Some of these holes have been tackled by other media, although none have made a persuasive case that the product is all that it creator says it is or, for that matter, that it is not. Below is a roundup. If you read them and the comments that accompany many of them, note that a lot of regular people including some with a foodie penchant are positive this stuff is bad for you. Many have semi-magical reasons such as the mysteries of digestion, the ineffable qualities of regular foods and their complex chemistries, made-up assertions about how we've evolved to eat 'real' food so no bunch of extracts can possible stand in, how this will bollix our gut microbes, and other other such vaguely-expressed popular lore.
Other Stories:
- The Atlantic – Julie Beck: Soylent, Meal Replacements, and the Hurdle of Bordom / Humans don't like monotonous diets – which means Rob Rhinehart's supposedly nutritionally complete beverage Soylent has a lot to overcome if it's to catch on ; Ms Beck tried it for a week herself, and consults the ubiquitious Mary Roach ("We, as humans, seem to have this need to chew," she said). Story has lots of background on other efforts to make meals-in-a-blob and their shortcomings. But no overt new science to offer.
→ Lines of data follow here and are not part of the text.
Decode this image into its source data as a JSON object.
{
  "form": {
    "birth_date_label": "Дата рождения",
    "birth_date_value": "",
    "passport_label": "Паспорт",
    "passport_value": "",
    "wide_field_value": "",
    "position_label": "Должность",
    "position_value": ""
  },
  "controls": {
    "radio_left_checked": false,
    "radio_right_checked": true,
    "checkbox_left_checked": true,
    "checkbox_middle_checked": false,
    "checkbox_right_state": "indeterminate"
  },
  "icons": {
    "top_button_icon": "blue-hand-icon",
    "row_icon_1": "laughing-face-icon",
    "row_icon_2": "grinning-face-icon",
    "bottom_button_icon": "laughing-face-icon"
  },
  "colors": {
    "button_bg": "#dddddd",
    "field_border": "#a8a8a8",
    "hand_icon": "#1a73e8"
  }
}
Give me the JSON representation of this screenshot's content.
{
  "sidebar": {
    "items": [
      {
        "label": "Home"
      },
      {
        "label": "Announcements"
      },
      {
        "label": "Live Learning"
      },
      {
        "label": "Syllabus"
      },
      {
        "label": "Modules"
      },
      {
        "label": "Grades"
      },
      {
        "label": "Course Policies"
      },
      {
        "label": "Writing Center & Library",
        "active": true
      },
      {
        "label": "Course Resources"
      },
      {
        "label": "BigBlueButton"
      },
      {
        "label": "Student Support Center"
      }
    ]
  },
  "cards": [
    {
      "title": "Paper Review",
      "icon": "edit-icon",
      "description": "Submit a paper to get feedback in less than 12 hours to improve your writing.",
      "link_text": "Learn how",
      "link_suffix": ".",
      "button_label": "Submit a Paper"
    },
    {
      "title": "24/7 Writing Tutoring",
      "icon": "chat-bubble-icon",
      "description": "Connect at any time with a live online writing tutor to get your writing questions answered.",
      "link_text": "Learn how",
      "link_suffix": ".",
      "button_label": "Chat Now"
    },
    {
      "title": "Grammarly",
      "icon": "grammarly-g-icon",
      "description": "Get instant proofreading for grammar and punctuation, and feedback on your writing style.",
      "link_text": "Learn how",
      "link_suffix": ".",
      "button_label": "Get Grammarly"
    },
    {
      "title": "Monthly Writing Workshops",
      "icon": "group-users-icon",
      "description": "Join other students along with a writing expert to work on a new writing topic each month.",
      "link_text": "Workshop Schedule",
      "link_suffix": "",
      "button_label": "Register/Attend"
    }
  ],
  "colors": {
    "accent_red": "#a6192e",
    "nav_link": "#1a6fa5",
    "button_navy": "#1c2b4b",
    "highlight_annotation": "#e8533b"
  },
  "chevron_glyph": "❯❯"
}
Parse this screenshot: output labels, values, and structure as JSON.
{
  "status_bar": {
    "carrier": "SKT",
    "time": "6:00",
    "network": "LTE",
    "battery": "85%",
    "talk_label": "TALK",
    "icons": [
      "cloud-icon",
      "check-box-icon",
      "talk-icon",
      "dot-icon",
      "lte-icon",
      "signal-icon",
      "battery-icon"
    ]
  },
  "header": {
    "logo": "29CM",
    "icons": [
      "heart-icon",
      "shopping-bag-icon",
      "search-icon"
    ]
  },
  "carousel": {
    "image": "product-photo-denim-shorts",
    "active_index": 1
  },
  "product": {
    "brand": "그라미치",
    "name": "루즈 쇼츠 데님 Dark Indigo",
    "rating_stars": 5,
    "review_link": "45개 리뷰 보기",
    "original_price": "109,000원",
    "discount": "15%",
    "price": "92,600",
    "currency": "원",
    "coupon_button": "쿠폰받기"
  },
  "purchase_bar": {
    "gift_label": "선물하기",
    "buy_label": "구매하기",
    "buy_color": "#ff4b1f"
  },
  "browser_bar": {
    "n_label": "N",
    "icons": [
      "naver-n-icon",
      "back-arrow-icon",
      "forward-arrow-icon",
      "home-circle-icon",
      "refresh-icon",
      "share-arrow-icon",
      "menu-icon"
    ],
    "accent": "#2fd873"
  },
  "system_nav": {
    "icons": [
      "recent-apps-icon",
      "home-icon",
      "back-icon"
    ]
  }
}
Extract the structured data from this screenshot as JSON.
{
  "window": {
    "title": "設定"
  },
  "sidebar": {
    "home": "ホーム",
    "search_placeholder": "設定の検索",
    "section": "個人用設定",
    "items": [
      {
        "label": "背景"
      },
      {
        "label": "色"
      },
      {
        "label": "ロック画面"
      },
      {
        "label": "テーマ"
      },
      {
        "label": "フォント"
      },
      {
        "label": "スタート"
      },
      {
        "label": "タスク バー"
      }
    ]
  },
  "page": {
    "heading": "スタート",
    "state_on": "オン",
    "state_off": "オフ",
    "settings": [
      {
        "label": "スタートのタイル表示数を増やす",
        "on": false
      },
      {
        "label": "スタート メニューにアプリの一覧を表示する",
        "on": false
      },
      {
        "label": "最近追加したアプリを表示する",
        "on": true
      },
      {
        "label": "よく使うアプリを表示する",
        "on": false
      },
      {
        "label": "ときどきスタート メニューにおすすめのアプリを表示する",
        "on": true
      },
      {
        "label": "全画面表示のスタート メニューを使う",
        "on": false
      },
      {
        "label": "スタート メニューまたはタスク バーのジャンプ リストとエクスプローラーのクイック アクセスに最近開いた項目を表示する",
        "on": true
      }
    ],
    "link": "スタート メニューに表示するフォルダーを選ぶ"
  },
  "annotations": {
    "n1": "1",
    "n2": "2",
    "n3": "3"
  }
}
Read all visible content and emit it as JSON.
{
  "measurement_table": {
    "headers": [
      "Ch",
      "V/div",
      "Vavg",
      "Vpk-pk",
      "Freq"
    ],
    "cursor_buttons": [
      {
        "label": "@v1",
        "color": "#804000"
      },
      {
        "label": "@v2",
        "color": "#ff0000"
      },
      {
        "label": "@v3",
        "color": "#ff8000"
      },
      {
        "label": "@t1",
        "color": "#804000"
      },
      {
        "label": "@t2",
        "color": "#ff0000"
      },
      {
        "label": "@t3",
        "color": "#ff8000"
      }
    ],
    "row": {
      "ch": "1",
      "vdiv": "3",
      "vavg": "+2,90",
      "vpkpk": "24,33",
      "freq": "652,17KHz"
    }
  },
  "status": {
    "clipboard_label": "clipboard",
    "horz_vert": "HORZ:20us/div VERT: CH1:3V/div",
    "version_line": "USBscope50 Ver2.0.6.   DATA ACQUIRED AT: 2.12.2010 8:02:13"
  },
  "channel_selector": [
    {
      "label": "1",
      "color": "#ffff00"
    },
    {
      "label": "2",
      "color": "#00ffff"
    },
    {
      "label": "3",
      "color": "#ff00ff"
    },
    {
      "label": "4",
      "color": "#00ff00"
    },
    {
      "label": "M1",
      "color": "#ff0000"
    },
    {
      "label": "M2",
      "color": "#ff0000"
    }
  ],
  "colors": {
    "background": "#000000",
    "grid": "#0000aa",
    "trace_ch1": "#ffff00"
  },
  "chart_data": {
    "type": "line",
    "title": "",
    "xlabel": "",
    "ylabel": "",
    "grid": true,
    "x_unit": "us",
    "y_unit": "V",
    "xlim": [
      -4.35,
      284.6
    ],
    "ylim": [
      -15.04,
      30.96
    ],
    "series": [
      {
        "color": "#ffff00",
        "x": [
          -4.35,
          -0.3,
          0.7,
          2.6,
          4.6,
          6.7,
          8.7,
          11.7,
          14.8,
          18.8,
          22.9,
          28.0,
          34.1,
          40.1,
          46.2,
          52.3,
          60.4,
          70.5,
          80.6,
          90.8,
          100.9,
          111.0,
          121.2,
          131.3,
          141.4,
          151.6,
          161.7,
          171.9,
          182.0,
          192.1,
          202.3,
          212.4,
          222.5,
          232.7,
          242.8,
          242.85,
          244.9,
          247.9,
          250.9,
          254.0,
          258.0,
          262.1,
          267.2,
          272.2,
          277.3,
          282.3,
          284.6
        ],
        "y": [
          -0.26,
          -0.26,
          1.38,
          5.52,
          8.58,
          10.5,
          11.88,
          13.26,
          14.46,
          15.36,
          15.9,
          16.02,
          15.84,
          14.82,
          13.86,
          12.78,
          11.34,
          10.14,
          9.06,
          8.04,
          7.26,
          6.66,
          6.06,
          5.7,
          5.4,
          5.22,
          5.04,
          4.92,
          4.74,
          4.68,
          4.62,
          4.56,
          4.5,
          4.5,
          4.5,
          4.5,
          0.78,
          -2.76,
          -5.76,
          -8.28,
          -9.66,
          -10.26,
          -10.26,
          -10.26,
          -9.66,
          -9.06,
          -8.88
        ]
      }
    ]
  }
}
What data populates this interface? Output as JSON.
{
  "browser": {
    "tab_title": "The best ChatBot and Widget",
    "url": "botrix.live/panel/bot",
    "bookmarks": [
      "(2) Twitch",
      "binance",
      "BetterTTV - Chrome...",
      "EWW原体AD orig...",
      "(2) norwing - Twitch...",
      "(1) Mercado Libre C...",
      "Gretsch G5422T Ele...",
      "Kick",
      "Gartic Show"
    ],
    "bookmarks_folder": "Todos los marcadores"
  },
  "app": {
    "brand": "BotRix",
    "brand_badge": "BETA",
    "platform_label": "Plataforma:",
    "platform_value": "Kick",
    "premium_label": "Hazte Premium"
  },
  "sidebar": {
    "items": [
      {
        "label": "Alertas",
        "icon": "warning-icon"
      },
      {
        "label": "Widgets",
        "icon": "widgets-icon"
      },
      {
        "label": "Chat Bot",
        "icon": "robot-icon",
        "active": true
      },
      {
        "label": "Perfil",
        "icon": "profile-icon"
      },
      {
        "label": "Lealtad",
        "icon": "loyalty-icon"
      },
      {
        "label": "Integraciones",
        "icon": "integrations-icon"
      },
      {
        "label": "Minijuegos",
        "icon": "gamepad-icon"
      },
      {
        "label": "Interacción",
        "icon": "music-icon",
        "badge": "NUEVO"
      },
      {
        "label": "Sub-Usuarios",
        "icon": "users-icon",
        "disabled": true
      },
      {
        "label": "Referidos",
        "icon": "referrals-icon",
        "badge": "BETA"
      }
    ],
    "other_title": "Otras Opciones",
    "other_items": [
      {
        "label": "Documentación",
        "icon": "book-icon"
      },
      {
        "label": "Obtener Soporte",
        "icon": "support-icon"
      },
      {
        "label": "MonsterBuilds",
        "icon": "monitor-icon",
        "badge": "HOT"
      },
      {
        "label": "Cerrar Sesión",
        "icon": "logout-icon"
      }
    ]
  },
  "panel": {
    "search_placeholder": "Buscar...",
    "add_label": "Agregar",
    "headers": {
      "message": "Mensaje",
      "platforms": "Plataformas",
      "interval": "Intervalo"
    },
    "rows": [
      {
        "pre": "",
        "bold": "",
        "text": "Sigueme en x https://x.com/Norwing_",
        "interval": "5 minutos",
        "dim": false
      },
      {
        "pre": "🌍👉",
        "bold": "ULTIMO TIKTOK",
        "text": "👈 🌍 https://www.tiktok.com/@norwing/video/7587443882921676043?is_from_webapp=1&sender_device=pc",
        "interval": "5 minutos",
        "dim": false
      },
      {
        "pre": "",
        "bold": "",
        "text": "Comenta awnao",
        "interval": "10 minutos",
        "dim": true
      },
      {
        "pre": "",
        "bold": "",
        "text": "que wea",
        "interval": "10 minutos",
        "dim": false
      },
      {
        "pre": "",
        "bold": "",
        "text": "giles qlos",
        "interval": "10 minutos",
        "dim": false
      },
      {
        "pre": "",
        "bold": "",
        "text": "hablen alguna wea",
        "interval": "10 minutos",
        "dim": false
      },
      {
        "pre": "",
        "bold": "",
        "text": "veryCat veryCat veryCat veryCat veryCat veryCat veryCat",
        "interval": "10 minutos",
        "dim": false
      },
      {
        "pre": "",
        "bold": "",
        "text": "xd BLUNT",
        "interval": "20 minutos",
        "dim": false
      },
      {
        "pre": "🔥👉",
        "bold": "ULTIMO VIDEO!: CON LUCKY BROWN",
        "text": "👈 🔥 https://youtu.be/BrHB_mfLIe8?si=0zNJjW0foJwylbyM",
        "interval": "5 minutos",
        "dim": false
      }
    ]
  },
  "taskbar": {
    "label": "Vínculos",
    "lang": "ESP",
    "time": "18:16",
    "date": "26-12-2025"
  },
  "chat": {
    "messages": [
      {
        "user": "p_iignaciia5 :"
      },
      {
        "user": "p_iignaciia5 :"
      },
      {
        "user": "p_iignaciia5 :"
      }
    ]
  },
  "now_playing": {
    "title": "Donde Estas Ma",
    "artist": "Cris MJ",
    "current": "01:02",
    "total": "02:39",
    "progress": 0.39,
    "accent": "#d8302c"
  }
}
- Atlanta Magazine – Chris Davisson: Whatever happened to Soylent? Soylent v1.0 is now shipping across America ;
- Shane Snow (via Tim Ferriss's Four Hour Workweek Blog): Soylent: What Happened When I Stopped Eating For 2 Weeks ; It is just a sample of one, and only two weeks, but this blogger, and journalist, Snow at least got a lot of blood work and other medical measurements made before and after his trial with Soylent. The trend lines were good. Scientifically inconclusive but intriguing.
- Ars Technica – Lee Hutchinson: After Months of delay, Soylent finally ships / Multimillion dollar crowdfunded project finally delivers future food to backers ; Hutchinson has been following the product for months, including in September "Ars does Soylent, the finale: Soylent dreams for people." He, too, tried it out. The story includes links to his whole series. He delves into other products sort of like this and why Rhinehart thinks his is disctintly news. He writes that he served some up for friends who tended to sort of like it, but said they prefer to eat just about any other standard foods, "and then we proceeded to cook up the BBQ, crack open the beers, and carry off Labor Day in fine style."